What is the difference between a model and an interpretation in logic?

Question

On page 319 of Irving M. Copi's 'Symbolic Logic', he states, "if we want our logical system to be applicable to any possible universe, regardless of the exact number of individuals it contains there is no N_j such that we want N_j or ~N_j provable as theorems, where N_j is the statement that there are at most j individuals.

Then on page 320 he states "instead of continuing to speak of 'possible universes', we shall talk about models, where a model is any non-empty collection of elements each of which is thought of as an individual. And instead of speaking of our system of logic as being applied to a possible universe, we shall speak of a model as constituting an interpretation of our formal system."

Then he gives a rather complicated definition of an interpretation.

This is all done to prove the completeness of the first order function calculus RS_1. What I'm wondering, is whether or not there is a simpler definition of interpretation than the one offered by Copi, and whether his definition of the term 'model' is the same one that appears in the statement, "A logical constant is a symbol of symbolic logic that has the same meaning in all models"?

Answer 1

Unfortunately, those terms are used in different ways by different logicians. It is fairly standard to say that an interpretation of a sentence in a formal language is an assignment of meanings to its terms, i.e. an interpretation assigns a referent to names, classes to predicates and functions, truth values to propositional variables. A model of a sentence is an interpretation under which the sentence is true.

By extension we can also speak of interpretations and models of entire theories, i.e. of classes of sentences. So an interpretation of a theory is one that provides an interpretation for all its sentences, and a model of a theory is an interpretation under which all of its sentences are true.

So for example, a sentence Fa may have many interpretations. If we take our domain to be the real world, and interpret the predicate F to mean "is a professional football player", and the name a to mean Lionel Messi, then that interpretation is a model of that sentence, since the sentence is true under that interpretation. If instead we interpret a to mean Gordon Ramsey, the sentence would be false under that interpretation and so the interpretation would not be a model of it.

However, some writers use model and interpretation interchangeably, which is rather confusing. Also, interpretation is sometimes used in a broader sense to refer to the relation under which one structure can be mapped into another.

Answer 2

In Ebbinghaus 2021, the four important terms regarding the semantics of a language are a structure, an assignment, an interpretation, and a model.

An alphabet consists of eight distinct groups of symbols: quantifiers, variables, constants, functions, relations, punctuation, logical symbols, and equality.

When we supply rules for constructing terms and formula from those symbols, we have a language. This is basically like a grammar.
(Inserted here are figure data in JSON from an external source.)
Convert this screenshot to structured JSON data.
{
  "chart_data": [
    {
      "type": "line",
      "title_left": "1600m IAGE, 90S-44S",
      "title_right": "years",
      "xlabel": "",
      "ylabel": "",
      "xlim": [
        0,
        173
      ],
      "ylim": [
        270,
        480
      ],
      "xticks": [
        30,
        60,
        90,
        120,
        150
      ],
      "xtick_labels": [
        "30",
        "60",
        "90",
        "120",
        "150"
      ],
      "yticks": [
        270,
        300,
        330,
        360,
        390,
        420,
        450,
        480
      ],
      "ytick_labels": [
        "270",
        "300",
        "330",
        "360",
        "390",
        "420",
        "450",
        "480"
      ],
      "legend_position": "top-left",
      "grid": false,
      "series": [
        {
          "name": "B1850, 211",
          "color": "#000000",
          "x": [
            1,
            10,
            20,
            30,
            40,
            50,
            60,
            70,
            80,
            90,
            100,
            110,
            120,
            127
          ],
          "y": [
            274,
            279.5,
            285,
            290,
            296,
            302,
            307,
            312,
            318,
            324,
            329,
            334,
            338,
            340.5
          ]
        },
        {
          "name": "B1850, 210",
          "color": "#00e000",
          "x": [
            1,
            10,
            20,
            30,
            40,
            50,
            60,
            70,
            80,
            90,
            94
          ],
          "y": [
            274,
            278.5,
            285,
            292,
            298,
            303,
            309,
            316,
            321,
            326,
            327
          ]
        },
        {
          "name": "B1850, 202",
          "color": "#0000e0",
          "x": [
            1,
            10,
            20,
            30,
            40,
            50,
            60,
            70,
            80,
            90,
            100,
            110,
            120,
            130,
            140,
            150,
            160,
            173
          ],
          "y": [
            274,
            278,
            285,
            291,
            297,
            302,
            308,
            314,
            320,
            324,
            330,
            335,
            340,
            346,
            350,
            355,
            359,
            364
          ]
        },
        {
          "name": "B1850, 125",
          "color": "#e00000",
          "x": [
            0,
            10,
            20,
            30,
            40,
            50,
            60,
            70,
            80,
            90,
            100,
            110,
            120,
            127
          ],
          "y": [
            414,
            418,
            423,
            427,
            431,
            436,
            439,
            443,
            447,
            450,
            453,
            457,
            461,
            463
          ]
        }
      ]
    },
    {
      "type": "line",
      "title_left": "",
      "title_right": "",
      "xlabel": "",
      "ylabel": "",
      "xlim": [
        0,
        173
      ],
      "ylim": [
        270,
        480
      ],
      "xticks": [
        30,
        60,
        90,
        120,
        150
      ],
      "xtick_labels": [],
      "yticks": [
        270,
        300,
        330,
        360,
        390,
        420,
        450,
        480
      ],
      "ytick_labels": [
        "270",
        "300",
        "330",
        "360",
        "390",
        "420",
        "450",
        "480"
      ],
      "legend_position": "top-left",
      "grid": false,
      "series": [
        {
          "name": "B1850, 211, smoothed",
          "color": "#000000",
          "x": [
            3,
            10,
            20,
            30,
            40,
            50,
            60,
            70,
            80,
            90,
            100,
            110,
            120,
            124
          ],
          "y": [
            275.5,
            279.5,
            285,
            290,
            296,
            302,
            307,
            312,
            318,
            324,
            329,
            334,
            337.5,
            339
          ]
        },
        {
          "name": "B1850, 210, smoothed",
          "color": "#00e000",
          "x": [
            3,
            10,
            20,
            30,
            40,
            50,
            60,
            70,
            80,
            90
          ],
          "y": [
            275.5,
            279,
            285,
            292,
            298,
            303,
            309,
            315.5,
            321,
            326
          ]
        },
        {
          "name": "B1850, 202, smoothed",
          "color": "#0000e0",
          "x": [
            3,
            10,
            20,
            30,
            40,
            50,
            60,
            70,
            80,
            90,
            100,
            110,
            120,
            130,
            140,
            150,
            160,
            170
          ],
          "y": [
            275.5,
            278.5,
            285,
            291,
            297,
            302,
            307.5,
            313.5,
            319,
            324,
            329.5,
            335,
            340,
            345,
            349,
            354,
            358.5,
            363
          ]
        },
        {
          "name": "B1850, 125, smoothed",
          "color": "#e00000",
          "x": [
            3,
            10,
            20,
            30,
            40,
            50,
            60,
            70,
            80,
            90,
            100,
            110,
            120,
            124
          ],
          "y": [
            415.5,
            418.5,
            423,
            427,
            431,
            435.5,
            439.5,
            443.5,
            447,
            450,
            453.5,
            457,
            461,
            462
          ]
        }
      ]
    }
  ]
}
In model theory, variables, constants, and functions are terms; and relations are formula.

A structure is a map from the function symbols, relation symbols, and constant symbols of the alphabet to some actual functions, relations and values, in some semantic domain.

When we have a structure, we are now closer to knowing what referents the terms of the language refer to.

An assignment is a mapping of the variables to specific values. (I am now realizing I do not know how this interacts with quantifiers).

An interpretation is a structure with an assignment. When we have an interpretation, we now know everything the language is saying, so we can determine if a given formula written in the language says something true or not.

A model of a formula just means a structure which makes the formula true (for all possible variable assignments). You can think of it intuitively as a structure for which the formula is universally true!

We recycle the same term ‘model’ for sets of formulae: if we find a structure (by interpreting components of a language as referring to particular things); and if all the formulae in a set of formulae are true (for all possible values of the variables); we say that that structure is a model of that set of formula. The model is just an example of something which the formula describe meaningfully.

Copi calls a “model” what Ebbinghaus calls a “structure”. Ebbinghaus considers a model a structure which actually interprets a set of formula well. But Copi considers a model “any semantic assignment for the language, whether it is a good one or not.”